Determining sample space Why is the number of possible events given by number of subsets of sample space?
I want to understand this using this question: 

A coin is tossed $n$ times. What is the number of elements in its sample space? Also, write the number of all possible events. 

Number of outcomes = $2 \times 2 \times 2...n  \mathbb{times}$= $2^n$
Now, number of outcomes denotes the number of elements in the sample space. 
Let's say $n = 2$, then Sample Space S = $\{HH,TT, HT, TH\}$ . Now this set's subsets are : $\phi$, $\{HH, TT\},\{HH\},\{TT\},\{HH\},\{TH\}, \{HT\}, \{HH, TT, HT\} ...$  Also, look at the subset with 3 possibilities, how can that be a possibility when the coin has just been tossed twice? 
I just can't get how the number of subsets can denote the possible number of events using this example. 
Tl, dr: How is the set of all events, the power set (i.e. set of all subsets) of the sample space?
 A: Maybe you are lacking a good intuition on what an event is.
An event is not some specific outcome of an experiment, but more like a property which an outcome either does have or not have.
Example. If you throw $n=4$ coins, then a result of your experiment is a sequence on four many heads or tails. But an event could be "there are at least two heads". Now, an outcome does have this property or it does not.
Example. Here is a property whith a different description than the last: "at least half of the outcomes are heads". Despite the different words, both events are actually the same: there are at least two heads if and only of at least the half of the outcomes is head.
So we can indeed give properties by words as I did above, but we may hide similarities. A better way to give a property is by listing all the possible outcomes which have this property. For both above wordings we obtain
\begin{align}
&\mathrm{HHHH},\quad \mathrm{HHHT},\quad \mathrm{HHTH},\quad \mathrm{HTHH},\\
&\mathrm{THHH},\quad \mathrm{HHTT},\quad \mathrm{HTHT},\quad \mathrm{THHT},\\
&\mathrm{HTTH},\quad \mathrm{THTH},\quad \mathrm{TTHH}.
\end{align}
In other words, we can associate a property with the set of all outcomes which have this property, and this is a language and formulation independent description. This set is a subset of the state space because it does not necessarily contain all states, but maybe just some.

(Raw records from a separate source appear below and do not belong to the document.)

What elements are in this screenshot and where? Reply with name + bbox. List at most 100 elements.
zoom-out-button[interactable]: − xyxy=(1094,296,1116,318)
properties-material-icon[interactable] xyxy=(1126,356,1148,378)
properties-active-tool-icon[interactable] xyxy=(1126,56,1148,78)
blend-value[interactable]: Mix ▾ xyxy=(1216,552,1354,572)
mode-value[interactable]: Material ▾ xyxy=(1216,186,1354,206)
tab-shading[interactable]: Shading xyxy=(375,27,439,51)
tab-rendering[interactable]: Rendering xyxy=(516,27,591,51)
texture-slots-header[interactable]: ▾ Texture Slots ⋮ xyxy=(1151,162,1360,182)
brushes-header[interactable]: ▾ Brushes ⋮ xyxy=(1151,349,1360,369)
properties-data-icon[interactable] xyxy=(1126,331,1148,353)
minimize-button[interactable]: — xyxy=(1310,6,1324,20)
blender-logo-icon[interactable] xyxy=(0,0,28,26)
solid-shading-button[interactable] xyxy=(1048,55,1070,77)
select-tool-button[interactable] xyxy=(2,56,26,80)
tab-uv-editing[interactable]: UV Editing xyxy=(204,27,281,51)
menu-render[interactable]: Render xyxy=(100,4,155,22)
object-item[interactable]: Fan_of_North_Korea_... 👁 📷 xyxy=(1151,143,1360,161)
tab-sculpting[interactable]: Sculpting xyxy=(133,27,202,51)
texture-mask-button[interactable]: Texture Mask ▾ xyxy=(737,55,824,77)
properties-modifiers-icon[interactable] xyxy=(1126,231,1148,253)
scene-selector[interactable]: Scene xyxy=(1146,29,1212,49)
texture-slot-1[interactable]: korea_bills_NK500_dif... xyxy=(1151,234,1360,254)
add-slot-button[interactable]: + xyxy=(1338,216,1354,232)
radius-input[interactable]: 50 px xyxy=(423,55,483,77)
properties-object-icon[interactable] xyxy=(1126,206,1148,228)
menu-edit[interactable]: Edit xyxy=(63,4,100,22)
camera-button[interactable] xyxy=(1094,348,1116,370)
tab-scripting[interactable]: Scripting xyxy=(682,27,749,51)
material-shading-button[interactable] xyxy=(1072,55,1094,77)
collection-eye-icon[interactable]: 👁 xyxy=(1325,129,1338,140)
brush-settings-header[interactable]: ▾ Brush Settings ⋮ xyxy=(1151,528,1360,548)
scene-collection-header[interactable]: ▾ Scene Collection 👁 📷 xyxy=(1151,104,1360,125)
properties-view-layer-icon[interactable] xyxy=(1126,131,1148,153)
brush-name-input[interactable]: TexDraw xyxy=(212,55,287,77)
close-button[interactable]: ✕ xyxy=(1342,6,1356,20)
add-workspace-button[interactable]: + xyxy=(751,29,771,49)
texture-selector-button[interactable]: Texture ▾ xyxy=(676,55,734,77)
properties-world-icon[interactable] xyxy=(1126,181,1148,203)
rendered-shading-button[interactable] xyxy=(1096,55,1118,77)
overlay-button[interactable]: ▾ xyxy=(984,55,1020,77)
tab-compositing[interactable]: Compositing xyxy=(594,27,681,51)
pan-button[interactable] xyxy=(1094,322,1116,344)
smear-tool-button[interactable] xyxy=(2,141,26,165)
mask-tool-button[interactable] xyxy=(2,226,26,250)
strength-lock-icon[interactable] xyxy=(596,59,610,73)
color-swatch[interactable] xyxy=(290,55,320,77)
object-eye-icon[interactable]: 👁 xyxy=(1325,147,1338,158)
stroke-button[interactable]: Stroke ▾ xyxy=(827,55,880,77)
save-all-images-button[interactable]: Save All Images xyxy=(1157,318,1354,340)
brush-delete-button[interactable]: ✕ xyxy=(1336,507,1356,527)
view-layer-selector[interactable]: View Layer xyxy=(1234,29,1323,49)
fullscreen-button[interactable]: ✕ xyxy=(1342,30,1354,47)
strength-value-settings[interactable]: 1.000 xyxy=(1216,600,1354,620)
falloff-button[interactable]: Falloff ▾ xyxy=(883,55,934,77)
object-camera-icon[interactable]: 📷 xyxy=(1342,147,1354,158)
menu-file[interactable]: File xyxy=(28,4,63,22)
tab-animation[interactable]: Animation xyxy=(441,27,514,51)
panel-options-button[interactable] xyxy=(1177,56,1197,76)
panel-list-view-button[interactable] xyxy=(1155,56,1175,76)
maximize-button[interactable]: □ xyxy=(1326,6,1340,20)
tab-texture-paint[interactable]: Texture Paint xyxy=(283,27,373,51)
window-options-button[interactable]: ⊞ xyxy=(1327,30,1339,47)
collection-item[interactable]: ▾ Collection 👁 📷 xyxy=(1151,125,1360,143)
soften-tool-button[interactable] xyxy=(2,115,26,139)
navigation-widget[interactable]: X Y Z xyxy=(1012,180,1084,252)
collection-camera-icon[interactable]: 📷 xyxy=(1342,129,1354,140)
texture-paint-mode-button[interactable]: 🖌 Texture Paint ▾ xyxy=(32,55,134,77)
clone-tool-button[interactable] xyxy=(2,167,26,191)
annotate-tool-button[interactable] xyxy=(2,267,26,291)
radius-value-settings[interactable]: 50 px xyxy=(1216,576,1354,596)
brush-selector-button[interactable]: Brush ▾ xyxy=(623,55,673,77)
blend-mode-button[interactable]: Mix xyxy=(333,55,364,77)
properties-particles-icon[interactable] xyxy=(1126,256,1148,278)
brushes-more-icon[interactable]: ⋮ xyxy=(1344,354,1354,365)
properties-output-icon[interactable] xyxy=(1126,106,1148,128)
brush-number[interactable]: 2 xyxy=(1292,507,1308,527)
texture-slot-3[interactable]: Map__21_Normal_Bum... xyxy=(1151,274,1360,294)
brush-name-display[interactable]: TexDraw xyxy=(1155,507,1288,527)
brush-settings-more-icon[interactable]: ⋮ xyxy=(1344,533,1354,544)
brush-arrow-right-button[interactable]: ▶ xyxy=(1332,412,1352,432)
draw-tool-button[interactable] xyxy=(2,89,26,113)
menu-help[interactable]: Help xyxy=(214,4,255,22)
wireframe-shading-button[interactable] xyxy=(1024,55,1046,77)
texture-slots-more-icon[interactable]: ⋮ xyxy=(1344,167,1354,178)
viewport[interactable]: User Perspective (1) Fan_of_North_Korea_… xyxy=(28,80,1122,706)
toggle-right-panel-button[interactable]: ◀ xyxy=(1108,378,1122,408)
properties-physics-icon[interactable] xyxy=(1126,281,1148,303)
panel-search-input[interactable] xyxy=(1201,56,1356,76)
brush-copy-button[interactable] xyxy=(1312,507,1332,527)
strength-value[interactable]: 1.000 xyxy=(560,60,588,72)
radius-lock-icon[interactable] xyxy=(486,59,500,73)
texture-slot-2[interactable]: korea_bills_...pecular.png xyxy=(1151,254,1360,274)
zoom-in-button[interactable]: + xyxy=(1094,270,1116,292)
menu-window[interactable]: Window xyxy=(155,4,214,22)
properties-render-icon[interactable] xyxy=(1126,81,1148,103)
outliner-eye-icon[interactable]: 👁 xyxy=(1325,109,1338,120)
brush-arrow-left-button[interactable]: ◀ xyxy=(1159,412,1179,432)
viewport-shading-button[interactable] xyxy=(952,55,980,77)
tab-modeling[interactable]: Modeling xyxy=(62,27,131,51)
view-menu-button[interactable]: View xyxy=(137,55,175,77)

But we can also think the other way. Any possible subset of the statespace can be seen as the set of outcomes which have a specific property. We might not have a formulation in words for this property, but we could find one if we search for it. It is just not necessary. The subset is enough.
Example. The subset
$$\{\mathrm{HHHH},\mathrm{HHTT}\}$$
can be seen as the property "there are either no tails, or the third and fourth throw are tails". The empty set $\varnothing$ is an event too. It is a property which no sequence of four coin tosses has, e.g. "there are at least seven heads".
So all subsets are valid event descriptions. Therefore, the set of all events can be associated with the set of all subsets $-$ the powerset. And it is a basic mathematical fact that if a set $X$ has $k=|X|$ many elements, then the powerset has $2^k$ many elements.